The influenza NA protein is an enzyme (sialidase) that cleaves sialic acids from cellular and viral proteins. The G147R NA is active as a sialidase, and this activity can be blocked by the antiviral compound oseltamivir, which is an NA inhibitor. Treatment of G147R-containing virus with oseltamivir also blocked virus binding to cells. Virus-like particles that contain G147R NA but not HA can attach to sialic acid-containing red blood cells. This attachment can be reversed by oseltamivir. After binding to red blood cells, these virus-like particles slowly fall off, a consequence of NA cleaving sialic acid receptors. These observations indicate that the G147R NA binds to sialic acids at the active site of the enzyme, and cleaves the same receptor that it binds.

Treatment of cells with a bacterial sialidase that removes a broad range of sialic acids only partially inhibits G147R NA-mediated binding to cells. In contrast, growth of wild type influenza virus is completely blocked by this treatment. Therefore the receptor recognized by G147R NA is not the same as that bound by wild type virus.

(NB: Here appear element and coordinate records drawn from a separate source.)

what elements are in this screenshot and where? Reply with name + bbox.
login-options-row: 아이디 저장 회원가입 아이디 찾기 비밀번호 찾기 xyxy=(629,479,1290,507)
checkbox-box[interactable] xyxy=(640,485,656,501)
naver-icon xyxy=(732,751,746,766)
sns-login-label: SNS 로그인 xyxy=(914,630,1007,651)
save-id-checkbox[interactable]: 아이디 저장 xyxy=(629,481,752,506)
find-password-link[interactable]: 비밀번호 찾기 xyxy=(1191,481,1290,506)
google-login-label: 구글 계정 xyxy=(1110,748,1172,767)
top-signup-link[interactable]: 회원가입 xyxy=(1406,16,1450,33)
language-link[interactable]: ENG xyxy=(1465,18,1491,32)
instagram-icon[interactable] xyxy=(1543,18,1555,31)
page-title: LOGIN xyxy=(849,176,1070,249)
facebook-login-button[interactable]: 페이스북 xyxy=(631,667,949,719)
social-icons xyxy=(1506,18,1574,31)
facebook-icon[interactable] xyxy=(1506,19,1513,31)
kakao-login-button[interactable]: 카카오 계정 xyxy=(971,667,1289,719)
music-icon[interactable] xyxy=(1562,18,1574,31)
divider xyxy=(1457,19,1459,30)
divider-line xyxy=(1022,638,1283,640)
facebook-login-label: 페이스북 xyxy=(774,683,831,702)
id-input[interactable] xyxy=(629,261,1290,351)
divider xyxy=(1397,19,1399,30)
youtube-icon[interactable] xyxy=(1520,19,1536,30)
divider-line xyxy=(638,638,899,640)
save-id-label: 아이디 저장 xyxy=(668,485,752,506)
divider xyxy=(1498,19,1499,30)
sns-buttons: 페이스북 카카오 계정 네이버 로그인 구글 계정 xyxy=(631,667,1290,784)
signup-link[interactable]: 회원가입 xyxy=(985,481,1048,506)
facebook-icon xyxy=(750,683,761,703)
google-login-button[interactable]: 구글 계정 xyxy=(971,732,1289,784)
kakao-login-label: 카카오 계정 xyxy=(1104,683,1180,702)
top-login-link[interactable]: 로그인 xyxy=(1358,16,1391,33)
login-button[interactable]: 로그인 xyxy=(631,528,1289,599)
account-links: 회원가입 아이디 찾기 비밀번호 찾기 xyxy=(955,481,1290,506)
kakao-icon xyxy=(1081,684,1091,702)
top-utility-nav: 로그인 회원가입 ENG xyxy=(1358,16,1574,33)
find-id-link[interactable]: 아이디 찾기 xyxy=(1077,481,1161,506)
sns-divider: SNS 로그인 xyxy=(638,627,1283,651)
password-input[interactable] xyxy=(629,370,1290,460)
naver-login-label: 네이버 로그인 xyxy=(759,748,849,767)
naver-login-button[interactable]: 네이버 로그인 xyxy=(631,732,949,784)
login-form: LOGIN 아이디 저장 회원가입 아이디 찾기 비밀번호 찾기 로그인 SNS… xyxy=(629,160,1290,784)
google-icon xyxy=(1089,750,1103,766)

Changing the influenza virus NA to a receptor binding protein is not simply a laboratory curiosity: the G147R NA change was found in 31 of 19,528 NA protein sequences in the Influenza Virus Resource. They occur in seasonal H1N1 viruses that circulated before 2009, in the 2009 swine-origin pandemic H1N1 virus, and in avian H5N1 viruses. The presence of this change in phylogenetic clusters of seasonal H1N1 and chicken H5N1 sequences suggests that they are also found in circulating viruses, and are not simply sequence errors or the product of passage in the laboratory.

These observations emphasize the remarkable flexibility of the influenza viral glycoproteins in their ability to switch receptor binding function from HA to NA. They might also have implications for vaccines, whose effectiveness are thought to depend largely on the induction of antibodies that block the function of HA protein. The work underscores the importance of serendipity in science: the HA receptor binding mutant virus was originally produced as a negative control for a different experiment.